Submitted to: Journal of Heredity
Publication Type: Peer Reviewed Journal
Publication Acceptance Date: April 23, 2013
Publication Date: June 12, 2013
Citation: Larson, S.R., Kellogg, E.A., Jensen, K.B. 2013. Genes and QTLs controlling inflorescence and culm branch architecture in Leymus (Poaceae: Triticeae) wildrye. Journal of Heredity. doi:10.10931/jhered/est/033. Interpretive Summary: Grass flower and stem branches show easily recognizable architectural difference that are often used to identify species. The flower branches of wheat, barley, rye, and 400-500 related wild grasses are usually contracted into a special architectural formation known as a spike with the number of flowering branching points conserved within species and genera. Perennial wildrye grasses are unusual in that the number of flowering branching points varies, flowering branches may extend into an open panicle formation, and vegetative stems may branch into underground rhizomes. Basin wildrye and creeping wildrye show distinct differences in flower branching formation, number of flowering branching points, and distance of underground rhizome spreading. Chromosome regions controlling these traits were identified in two experimental populations derived from the interspecific hybrids of basin wildrye and creeping wildrye using a genetic map with 360 expressed gene sequences from wildrye stem and rhizome branches. Alignments of genes, mutations, and chromosome regions controlling flower and stem branching differences between basin wildrye, creeping wildrye, and other grass species including wheat and barley were identified using a complete DNA reference sequence from a model grass species known as purple false brome.

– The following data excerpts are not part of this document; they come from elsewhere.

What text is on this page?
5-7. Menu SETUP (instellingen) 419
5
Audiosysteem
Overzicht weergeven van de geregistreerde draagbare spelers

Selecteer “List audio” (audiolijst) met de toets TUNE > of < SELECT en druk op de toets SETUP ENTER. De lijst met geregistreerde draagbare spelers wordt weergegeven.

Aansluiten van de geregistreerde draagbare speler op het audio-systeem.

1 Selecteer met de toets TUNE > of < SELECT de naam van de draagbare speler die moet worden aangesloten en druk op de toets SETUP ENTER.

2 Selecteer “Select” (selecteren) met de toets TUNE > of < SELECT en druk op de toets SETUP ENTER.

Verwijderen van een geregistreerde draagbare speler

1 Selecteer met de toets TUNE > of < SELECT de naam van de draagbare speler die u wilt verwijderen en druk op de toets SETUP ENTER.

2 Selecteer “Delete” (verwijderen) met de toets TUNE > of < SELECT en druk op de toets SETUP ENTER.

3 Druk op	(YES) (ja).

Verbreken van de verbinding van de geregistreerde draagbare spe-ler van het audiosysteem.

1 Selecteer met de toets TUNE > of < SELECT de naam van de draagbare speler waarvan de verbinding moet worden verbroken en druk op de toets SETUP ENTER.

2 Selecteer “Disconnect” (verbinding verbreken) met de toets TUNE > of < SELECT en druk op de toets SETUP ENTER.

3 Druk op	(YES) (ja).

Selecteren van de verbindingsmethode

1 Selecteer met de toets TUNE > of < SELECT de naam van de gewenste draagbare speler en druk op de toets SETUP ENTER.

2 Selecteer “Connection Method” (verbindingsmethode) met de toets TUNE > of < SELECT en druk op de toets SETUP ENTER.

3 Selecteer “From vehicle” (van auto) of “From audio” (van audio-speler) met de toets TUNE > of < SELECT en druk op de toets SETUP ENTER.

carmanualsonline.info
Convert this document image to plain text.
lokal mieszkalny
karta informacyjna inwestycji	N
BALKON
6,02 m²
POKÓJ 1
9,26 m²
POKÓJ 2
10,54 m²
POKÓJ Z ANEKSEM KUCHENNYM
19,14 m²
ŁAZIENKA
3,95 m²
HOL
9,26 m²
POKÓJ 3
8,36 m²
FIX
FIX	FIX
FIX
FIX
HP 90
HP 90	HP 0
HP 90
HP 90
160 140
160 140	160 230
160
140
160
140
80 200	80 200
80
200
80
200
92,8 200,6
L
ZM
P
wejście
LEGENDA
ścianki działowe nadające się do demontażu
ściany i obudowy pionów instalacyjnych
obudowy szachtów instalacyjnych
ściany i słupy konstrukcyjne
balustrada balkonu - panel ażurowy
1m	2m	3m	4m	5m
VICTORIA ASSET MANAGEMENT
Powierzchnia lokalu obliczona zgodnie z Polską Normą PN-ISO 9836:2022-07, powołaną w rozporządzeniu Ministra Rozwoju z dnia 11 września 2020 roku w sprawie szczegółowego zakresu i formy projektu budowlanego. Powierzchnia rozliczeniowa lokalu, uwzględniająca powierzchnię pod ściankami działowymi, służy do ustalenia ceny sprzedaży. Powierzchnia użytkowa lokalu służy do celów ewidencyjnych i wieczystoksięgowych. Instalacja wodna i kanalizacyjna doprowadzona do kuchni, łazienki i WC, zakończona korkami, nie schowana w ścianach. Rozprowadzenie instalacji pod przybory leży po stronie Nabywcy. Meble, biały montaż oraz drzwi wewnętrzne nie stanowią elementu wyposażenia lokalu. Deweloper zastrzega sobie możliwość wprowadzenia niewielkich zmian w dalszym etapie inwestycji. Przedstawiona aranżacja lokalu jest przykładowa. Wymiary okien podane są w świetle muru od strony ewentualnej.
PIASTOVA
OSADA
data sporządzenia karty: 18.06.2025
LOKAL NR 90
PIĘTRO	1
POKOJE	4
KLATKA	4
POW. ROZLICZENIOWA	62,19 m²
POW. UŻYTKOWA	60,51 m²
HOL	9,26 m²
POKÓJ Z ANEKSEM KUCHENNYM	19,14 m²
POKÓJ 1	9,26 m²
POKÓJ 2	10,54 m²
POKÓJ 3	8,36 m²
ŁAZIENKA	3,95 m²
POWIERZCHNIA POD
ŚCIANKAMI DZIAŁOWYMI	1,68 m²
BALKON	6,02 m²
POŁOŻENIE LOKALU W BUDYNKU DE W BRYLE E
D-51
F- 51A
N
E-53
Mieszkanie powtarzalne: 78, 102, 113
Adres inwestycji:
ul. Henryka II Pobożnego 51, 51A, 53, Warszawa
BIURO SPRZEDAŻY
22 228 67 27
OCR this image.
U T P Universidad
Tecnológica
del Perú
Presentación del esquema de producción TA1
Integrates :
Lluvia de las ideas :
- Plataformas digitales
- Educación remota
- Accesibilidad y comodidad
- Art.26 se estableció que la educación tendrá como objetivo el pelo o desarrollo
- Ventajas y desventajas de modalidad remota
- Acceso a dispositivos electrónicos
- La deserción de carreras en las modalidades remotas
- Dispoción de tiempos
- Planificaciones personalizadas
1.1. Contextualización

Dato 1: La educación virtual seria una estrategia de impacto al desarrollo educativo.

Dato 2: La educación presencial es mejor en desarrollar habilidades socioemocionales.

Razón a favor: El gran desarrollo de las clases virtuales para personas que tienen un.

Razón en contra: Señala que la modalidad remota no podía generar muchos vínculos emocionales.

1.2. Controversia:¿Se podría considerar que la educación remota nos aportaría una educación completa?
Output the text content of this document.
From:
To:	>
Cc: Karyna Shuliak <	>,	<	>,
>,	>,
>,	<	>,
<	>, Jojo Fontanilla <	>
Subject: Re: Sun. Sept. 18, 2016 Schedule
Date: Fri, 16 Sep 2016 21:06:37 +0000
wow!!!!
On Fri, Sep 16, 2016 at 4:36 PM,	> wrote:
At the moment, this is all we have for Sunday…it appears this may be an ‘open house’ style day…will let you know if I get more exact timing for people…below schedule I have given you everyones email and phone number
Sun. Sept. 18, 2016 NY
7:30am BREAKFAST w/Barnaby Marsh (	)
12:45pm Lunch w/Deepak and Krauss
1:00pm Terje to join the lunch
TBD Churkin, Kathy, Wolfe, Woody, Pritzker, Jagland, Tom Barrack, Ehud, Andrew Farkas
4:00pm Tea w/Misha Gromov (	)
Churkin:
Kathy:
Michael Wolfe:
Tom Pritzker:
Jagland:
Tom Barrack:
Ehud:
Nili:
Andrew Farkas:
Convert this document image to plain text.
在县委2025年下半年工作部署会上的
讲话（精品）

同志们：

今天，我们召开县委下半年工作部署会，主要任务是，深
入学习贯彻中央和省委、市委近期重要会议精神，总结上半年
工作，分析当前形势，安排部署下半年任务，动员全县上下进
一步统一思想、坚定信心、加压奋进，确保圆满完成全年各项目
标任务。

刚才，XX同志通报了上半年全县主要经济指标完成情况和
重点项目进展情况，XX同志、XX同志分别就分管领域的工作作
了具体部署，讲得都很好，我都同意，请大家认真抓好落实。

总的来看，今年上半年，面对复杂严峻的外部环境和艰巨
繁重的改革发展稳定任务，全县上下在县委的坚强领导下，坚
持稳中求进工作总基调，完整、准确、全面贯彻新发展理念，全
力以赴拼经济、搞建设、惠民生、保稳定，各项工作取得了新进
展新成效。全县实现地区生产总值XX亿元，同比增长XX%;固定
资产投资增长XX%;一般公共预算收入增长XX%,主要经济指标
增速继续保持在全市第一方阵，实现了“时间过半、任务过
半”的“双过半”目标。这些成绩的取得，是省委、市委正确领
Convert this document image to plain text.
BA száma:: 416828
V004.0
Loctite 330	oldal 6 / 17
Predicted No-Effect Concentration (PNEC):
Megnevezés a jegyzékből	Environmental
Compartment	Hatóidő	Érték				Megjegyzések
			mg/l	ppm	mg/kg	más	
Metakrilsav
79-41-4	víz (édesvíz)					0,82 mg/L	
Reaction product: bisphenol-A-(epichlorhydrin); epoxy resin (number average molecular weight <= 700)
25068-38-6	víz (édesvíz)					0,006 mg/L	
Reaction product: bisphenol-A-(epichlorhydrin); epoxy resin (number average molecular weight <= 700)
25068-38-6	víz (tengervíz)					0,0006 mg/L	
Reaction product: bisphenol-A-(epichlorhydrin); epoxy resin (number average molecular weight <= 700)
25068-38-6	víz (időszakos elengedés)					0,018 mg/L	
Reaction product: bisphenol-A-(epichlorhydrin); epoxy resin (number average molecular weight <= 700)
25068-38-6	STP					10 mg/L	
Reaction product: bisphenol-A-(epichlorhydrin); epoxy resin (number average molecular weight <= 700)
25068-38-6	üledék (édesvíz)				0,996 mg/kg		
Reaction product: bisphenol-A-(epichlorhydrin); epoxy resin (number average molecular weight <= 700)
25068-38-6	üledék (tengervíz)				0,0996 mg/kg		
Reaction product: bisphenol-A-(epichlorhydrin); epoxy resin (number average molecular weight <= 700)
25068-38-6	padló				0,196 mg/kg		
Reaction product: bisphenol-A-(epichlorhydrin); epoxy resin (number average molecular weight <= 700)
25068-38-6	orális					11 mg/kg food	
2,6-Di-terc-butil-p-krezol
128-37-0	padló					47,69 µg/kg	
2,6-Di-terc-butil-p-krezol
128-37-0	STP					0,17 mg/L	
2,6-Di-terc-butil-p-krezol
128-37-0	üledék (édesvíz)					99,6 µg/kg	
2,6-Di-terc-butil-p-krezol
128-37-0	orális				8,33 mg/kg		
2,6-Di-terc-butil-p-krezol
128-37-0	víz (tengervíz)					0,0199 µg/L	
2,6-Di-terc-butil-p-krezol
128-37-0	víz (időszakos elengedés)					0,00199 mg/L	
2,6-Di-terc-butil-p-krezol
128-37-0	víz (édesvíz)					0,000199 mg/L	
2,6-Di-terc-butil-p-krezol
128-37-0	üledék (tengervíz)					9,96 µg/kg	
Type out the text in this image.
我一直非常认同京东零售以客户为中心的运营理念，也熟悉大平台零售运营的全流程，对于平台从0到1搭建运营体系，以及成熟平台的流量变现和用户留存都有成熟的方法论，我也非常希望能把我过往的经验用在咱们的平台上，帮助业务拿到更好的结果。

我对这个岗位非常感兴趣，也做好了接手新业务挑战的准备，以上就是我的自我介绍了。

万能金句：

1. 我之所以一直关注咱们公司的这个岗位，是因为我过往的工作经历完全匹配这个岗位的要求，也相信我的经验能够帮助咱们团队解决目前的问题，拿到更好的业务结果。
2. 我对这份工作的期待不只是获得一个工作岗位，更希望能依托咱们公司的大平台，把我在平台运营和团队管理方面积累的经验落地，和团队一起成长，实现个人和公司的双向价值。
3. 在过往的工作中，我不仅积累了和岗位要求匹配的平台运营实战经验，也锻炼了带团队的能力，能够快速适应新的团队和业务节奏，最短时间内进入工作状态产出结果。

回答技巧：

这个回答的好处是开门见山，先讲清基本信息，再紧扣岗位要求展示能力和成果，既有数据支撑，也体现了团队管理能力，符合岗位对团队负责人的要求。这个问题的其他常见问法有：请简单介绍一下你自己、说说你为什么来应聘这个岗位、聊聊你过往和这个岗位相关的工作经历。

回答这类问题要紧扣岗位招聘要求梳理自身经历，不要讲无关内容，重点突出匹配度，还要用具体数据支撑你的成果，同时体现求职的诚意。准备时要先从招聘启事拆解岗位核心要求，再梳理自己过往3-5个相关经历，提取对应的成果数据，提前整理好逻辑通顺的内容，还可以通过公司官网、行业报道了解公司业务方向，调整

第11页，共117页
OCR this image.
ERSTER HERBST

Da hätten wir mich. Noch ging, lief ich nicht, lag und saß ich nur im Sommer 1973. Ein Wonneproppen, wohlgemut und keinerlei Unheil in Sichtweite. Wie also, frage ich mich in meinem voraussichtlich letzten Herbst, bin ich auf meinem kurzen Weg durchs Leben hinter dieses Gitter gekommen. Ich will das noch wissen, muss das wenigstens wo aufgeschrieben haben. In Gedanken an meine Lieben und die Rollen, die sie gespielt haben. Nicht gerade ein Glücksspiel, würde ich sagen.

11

Evidence suggests that genes controlling flower and stem branch architecture differences between basin wildrye and creeping wildrye are conserved among other grasses, modified by natural selection, and useful targets for improving seed and grain yield.
Technical Abstract: Grass inflorescence and stem branches show recognizable architectural differences among species. The inflorescence branches of Triticeae cereals and grasses including wheat, barley, and 400-500 wild species are usually contracted into a spike formation with the number of flowering branches (spikelets) per node conserved within species and genera. Perennial Triticeae grasses of genus Leymus are unusual in that the number of spikelets per node varies, inflorescences may have panicle branches, and vegetative stems may form subterranean rhizome branches. Leymus cinereus and Leymus triticoides show discrete differences in inflorescence length, branching architecture, node number and density; number of spikelets per node and florets per spikelet; culm length and width; and perimeter of rhizomatous spreading. Quantitative trait lock controlling these traits were detectetd in two pseudo-backcross populations derived from the interspecific hybrids using a linkage map with 360 expressed gene sequence markers from Leymus tiller and rhizome branch meristems. Alignments of genes, mutation, and quantitative trait loci controlling similar traits in other grass species were identified using the Brachypodium genome reference sequence. Evidence suggests that loci controlling inflorescence and stem branch architecture in Leymus are conserved among the grasses, governed by natural selection, and possible gene targets for improving seed and grain production.